The Definition of 1031 Exchange
The starter exchange is also known as 1031 exchange. It is allows people to invest in properties by deferring paying capital gains taxes on the property. The 1031 exchange helps an investor to acquire property without incurring a tax liability.
So if you want to acquire a low-income property that requires high maintenance you could do this without incurring tax burden through the use of 1031 exchange. You could even move your investments from one place to another without the burden of IRS- 1031 exchange help you do this.
Only the properties of the same kind and value could be swapped through the use of 1031 exchange. To buy time due to the challenge of finding properties of the same kind the 1031 exchange allows for delays.
Every time you nee to sell an investment property you are required to pay capital gains tax. To sell an investment property you could incur a lot due to the tax burden. BY using the 1031 exchange you make a kill when selling a rental property that has more value than the time you acquired it.
The swap of properties through the 1031 exchange only happens when the property is of the same kind and value. You can avoid the tax burden by using 1031 exchange for quite a period.
1031 exchange does not mean that an investor will avoid paying tax. Before an investor pays the tax, they stay for quite some time when they swap properties. It helps the investor avoid sudden tax obligation.
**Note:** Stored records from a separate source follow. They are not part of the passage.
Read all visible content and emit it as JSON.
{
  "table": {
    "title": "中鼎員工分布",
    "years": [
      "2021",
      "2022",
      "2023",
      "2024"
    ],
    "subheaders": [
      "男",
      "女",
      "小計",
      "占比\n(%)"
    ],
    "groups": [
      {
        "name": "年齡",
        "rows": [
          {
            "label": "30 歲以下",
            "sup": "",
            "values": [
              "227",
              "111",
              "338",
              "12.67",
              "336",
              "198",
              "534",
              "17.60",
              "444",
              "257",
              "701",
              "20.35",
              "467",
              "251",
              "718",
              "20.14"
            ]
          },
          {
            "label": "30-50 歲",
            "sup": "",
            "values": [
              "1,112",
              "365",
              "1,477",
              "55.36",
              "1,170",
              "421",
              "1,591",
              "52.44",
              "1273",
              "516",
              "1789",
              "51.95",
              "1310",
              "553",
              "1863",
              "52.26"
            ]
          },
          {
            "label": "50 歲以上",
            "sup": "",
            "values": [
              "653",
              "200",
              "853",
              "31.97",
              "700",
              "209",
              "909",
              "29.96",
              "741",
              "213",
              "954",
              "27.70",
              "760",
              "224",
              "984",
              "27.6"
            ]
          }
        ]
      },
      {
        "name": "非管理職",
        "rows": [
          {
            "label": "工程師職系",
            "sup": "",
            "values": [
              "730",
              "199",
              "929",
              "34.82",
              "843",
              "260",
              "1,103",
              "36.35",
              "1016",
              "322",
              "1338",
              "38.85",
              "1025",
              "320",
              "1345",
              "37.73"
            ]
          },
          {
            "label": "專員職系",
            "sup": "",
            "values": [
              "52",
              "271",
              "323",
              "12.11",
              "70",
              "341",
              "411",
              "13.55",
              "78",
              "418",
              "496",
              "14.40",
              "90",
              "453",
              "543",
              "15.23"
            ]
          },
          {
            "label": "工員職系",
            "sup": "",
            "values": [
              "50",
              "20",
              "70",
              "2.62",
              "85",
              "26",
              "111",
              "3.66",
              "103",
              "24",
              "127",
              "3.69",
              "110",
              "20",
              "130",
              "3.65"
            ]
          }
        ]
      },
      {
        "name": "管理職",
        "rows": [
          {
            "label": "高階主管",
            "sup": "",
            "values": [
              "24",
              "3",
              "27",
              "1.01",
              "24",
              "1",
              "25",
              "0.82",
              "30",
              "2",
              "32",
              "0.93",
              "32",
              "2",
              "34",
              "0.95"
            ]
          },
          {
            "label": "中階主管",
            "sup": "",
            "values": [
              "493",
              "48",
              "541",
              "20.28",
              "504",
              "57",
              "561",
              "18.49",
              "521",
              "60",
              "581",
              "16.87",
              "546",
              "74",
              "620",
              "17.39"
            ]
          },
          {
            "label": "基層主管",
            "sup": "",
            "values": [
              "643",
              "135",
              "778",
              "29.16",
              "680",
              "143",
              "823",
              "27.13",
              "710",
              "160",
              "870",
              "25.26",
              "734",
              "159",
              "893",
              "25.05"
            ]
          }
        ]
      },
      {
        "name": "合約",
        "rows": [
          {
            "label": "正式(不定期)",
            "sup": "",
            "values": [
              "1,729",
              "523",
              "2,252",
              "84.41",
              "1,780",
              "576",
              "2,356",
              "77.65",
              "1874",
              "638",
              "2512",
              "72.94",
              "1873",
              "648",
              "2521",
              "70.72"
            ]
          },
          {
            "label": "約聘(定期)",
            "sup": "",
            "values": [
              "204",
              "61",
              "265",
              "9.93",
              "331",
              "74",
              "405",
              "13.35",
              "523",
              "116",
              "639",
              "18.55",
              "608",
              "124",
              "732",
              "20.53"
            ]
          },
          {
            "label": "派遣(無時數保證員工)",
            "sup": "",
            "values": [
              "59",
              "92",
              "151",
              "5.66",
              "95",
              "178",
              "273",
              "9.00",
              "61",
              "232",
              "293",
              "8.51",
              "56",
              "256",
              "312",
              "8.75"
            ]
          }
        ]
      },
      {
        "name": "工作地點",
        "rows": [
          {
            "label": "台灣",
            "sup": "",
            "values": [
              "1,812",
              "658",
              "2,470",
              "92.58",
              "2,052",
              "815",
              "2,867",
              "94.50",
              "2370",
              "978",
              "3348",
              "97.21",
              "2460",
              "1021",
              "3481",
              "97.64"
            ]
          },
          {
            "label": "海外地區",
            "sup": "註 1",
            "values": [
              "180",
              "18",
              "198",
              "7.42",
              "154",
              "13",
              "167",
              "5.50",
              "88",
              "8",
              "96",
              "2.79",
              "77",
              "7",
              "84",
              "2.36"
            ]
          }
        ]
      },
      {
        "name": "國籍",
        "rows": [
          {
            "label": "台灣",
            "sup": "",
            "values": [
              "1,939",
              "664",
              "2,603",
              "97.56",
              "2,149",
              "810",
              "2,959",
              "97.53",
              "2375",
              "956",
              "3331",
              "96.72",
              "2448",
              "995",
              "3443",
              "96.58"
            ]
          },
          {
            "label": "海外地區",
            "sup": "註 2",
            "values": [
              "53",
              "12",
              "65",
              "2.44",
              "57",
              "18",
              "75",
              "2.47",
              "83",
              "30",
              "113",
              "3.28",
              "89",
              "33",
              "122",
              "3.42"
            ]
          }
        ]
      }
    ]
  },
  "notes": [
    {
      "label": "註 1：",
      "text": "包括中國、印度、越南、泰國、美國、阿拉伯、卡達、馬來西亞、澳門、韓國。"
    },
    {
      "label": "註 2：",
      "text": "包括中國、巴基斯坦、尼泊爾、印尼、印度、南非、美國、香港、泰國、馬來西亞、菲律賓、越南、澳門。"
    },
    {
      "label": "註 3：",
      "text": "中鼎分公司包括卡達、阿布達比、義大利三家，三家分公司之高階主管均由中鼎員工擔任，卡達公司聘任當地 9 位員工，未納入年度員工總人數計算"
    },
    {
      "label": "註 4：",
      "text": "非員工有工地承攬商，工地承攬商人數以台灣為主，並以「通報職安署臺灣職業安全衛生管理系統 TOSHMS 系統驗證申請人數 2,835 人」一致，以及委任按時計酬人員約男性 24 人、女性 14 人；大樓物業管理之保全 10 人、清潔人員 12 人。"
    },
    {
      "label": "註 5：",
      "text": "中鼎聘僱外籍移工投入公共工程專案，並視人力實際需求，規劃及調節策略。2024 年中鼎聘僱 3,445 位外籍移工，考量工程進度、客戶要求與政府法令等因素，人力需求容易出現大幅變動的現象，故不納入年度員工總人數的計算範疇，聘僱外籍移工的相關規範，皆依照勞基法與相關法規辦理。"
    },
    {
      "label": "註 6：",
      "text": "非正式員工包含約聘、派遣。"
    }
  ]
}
The main beneficiaries of 1031 exchange are the real estate investors.
The 1031 exchange terms and conditions states that both purchase price and the loan amount be the same or a bit higher than the replacement property.
There are four categories of the 1031 exchange which includes the simultaneous exchange, delayed exchange, reverse exchange and the construction or improvement exchange.
The swap of properties through the simultaneous exchange happens in a day because it’s direct. The simultaneous exchange is not that common because it is hard to find a person who owns the exact property you have. The possibility of finding an investor with the same kind of property to swap with is close to nothing.
Delayed exchange is the most common type of 1031 exchange. The delayed exchange allows investors to sell properties while they wait for the property of the same kind to be found.
This type of exchange is difficult to achieve since an investor will be required to part with all the money required for the purchase of the property and the banks may fail to lend.
When the property an investor is supposed to acquire is of less value than the one they want to relinquish the construction or improved exchange is used to build or enhance the property to be bought or exchanged for.